Tuesday, July 25, 2006

The Public Transport Diaries: Day 1

Walked thirty seconds from home up to the bus stop only to see a bus pulling into the stop to let a passenger off. Started to run, hoping the driver would see me in the side rear vision mirror, but the doors closed… Then they opened again. He must have seen me! When I got on the bus the driver said, ‘good timing’. I said, ‘I think I got lucky. Thank you’. I sat down next to someone who was doing their make-up. A girl sitting in front of me had very high heels on with a faux snake skin and suede design. I reflected that I have never worn shoes with high heels on any kind of regular basis (outside of the court shoe fashions of my sixteenth year), and that I would unlikely be able to walk in such shoes.

In the city, I made my way to the University bus stop after buying a blueberry bran muffin for breakfast. Began to walk quickly to the waiting Rocket service (no stops to the University). Saw a girl run up to its door, only to have it close in her face. The bus was only one third full. Boarded the City Express service (selected stops to the University), also waiting, and noted that it was nearly full. The driver of the Rocket service requires a smack.
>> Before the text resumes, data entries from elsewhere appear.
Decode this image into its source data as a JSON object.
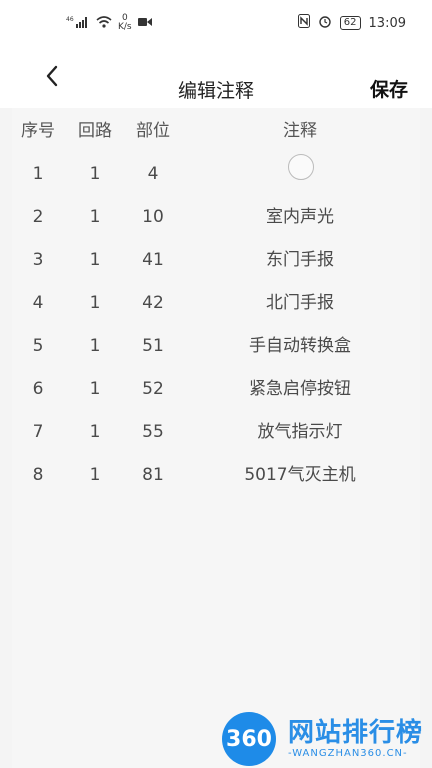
{
  "status": {
    "signal": "46",
    "net_speed_value": "0",
    "net_speed_unit": "K/s",
    "battery": "62",
    "time": "13:09"
  },
  "header": {
    "title": "编辑注释",
    "save_label": "保存"
  },
  "table": {
    "columns": [
      "序号",
      "回路",
      "部位",
      "注释"
    ],
    "rows": [
      {
        "seq": "1",
        "loop": "1",
        "part": "4",
        "note": ""
      },
      {
        "seq": "2",
        "loop": "1",
        "part": "10",
        "note": "室内声光"
      },
      {
        "seq": "3",
        "loop": "1",
        "part": "41",
        "note": "东门手报"
      },
      {
        "seq": "4",
        "loop": "1",
        "part": "42",
        "note": "北门手报"
      },
      {
        "seq": "5",
        "loop": "1",
        "part": "51",
        "note": "手自动转换盒"
      },
      {
        "seq": "6",
        "loop": "1",
        "part": "52",
        "note": "紧急启停按钮"
      },
      {
        "seq": "7",
        "loop": "1",
        "part": "55",
        "note": "放气指示灯"
      },
      {
        "seq": "8",
        "loop": "1",
        "part": "81",
        "note": "5017气灭主机"
      }
    ]
  },
  "watermark": {
    "badge": "360",
    "title": "网站排行榜",
    "subtitle": "-WANGZHAN360.CN-"
  }
}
S/he obviously turned up at the last minute—people had already boarded the slower bus—then had taken off with no regard for the passengers that would be left behind on the way to the University because the slower service was too full with people who could have caught the Rocket.
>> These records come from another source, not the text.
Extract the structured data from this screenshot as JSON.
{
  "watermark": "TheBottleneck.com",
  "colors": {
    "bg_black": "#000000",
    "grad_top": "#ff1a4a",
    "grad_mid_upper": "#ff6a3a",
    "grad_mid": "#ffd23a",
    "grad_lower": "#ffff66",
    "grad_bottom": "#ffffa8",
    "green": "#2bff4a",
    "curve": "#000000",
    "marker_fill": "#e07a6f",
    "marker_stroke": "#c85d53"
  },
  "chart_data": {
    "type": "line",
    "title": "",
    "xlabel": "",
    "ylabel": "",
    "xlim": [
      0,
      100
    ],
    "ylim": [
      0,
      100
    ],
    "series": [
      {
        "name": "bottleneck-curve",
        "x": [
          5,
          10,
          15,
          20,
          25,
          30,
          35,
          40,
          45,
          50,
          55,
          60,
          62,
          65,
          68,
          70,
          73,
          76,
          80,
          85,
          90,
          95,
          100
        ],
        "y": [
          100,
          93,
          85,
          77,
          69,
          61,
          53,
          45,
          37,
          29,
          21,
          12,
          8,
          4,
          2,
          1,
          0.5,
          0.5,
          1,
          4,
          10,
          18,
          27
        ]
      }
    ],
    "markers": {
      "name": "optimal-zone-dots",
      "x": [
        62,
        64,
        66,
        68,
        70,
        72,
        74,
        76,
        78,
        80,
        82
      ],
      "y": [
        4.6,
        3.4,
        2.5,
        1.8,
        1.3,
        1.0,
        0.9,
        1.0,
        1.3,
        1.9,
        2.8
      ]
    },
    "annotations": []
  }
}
I think that being rostered to drive on a Rocket service should be a privilege for bus drivers, since there is little work involved in filling a bus with University students who have pre-paid tickets. Where do they get these drivers who don’t want to do anything, even when they have to do very little? Why don’t they care about their colleagues who have to deal with the consequences of their laziness? As for those drivers who close the door in your face—quite deliberately—they should imagine they’re leaving their own children or other loved ones stranded on the sidewalks, running late for classes and appointments, all because they couldn’t be bothered.

Decided to leave the University at 5.00pm to go shopping. I am in desperate need of groceries at home. I should have left earlier to avoid the rush, but got caught up in searching recalcitrant databases and figuring out the less dubious uses of content analysis as a methodology.
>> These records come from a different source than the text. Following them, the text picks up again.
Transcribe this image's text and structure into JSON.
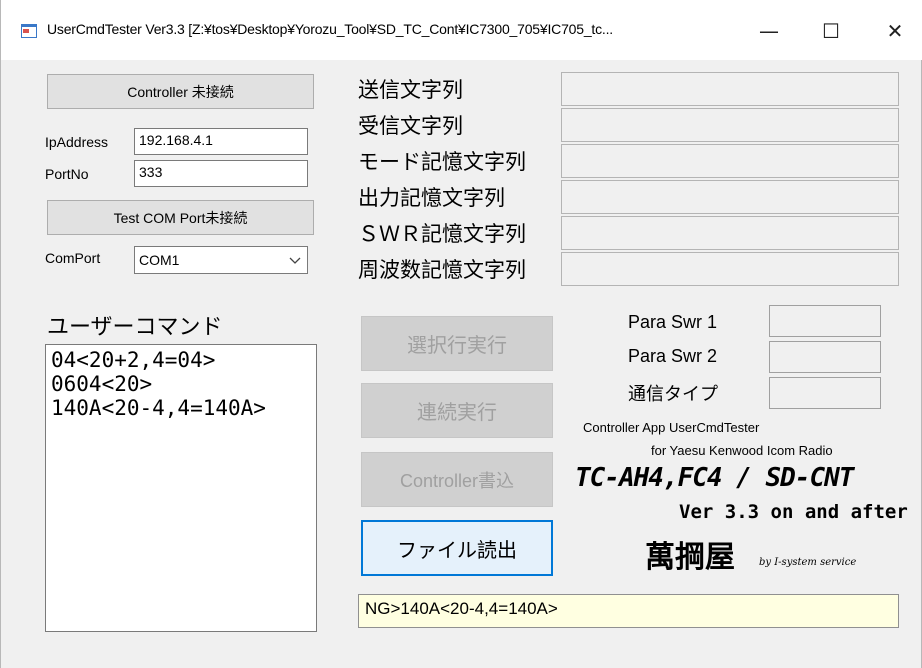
{
  "window": {
    "title": "UserCmdTester Ver3.3 [Z:¥tos¥Desktop¥Yorozu_Tool¥SD_TC_Cont¥IC7300_705¥IC705_tc...",
    "minimize_glyph": "—",
    "maximize_glyph": "☐",
    "close_glyph": "✕"
  },
  "controller": {
    "button_label": "Controller 未接続",
    "ip_label": "IpAddress",
    "ip_value": "192.168.4.1",
    "port_label": "PortNo",
    "port_value": "333"
  },
  "com": {
    "button_label": "Test COM Port未接続",
    "port_label": "ComPort",
    "port_value": "COM1"
  },
  "user_commands": {
    "label": "ユーザーコマンド",
    "text": "04<20+2,4=04>\n0604<20>\n140A<20-4,4=140A>"
  },
  "fields": [
    {
      "label": "送信文字列",
      "value": ""
    },
    {
      "label": "受信文字列",
      "value": ""
    },
    {
      "label": "モード記憶文字列",
      "value": ""
    },
    {
      "label": "出力記憶文字列",
      "value": ""
    },
    {
      "label": "ＳＷＲ記憶文字列",
      "value": ""
    },
    {
      "label": "周波数記憶文字列",
      "value": ""
    }
  ],
  "actions": {
    "run_selected": "選択行実行",
    "run_continuous": "連続実行",
    "controller_write": "Controller書込",
    "file_read": "ファイル読出"
  },
  "params": {
    "swr1_label": "Para Swr 1",
    "swr1_value": "",
    "swr2_label": "Para Swr 2",
    "swr2_value": "",
    "comm_type_label": "通信タイプ",
    "comm_type_value": ""
  },
  "info": {
    "line1": "Controller App UserCmdTester",
    "line2": "for Yaesu Kenwood Icom Radio",
    "product": "TC-AH4,FC4 / SD-CNT",
    "version": "Ver 3.3 on and after",
    "brand": "萬掆屋",
    "brand_sub": "by I-system service"
  },
  "status": {
    "text": "NG>140A<20-4,4=140A>"
  },
  "colors": {
    "accent": "#0078d7",
    "status_bg": "#ffffe1"
  }
}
Squashed onto a bus with 99 other people. I sat up the front of the bus in a seat that’s too big for one, but not enough for two and personal space as well. I have no clue why I continue to choose this particular seat to sit in. I always feel guilty—and fat—because another person can’t fit beside me. If someone sits on the seat, but with their legs in the aisle, then another seat is created. That’s what a girl with stylish glasses and beautiful skin did today. She asked, ‘You don’t mind if I sit here?’

The bus was so full it had to sail past four lots of open-mouthed would-be passengers on the side of the road, before reaching the shopping centre where the majority of passengers disgorged to catch a connecting train. I disembarked there.

I finished shopping just in time to miss a bus home. Instead of waiting for the next one, I decided to catch a taxi. I had bought a very fine specimen of cauliflower and, combined with the weight of potatoes, three tins of tomatoes, two varieties of pasta and more, I wasn’t sure I could maintain a good mood on the walk from the bus stop to my home (10 minutes further away than the 30 second distance of this morning).

The taxi driver put the meter on before he got out of his car to open the boot and stand there while I heaved my bags into it. Then when I said ‘The third street on the left’, he promptly took the first. He asked me if I wanted help getting my groceries out. I let him off the hook, for which he seemed extremely grateful—even managing a polite ‘thank you’ when I said ‘Just pop the boot; I’ll be fine’.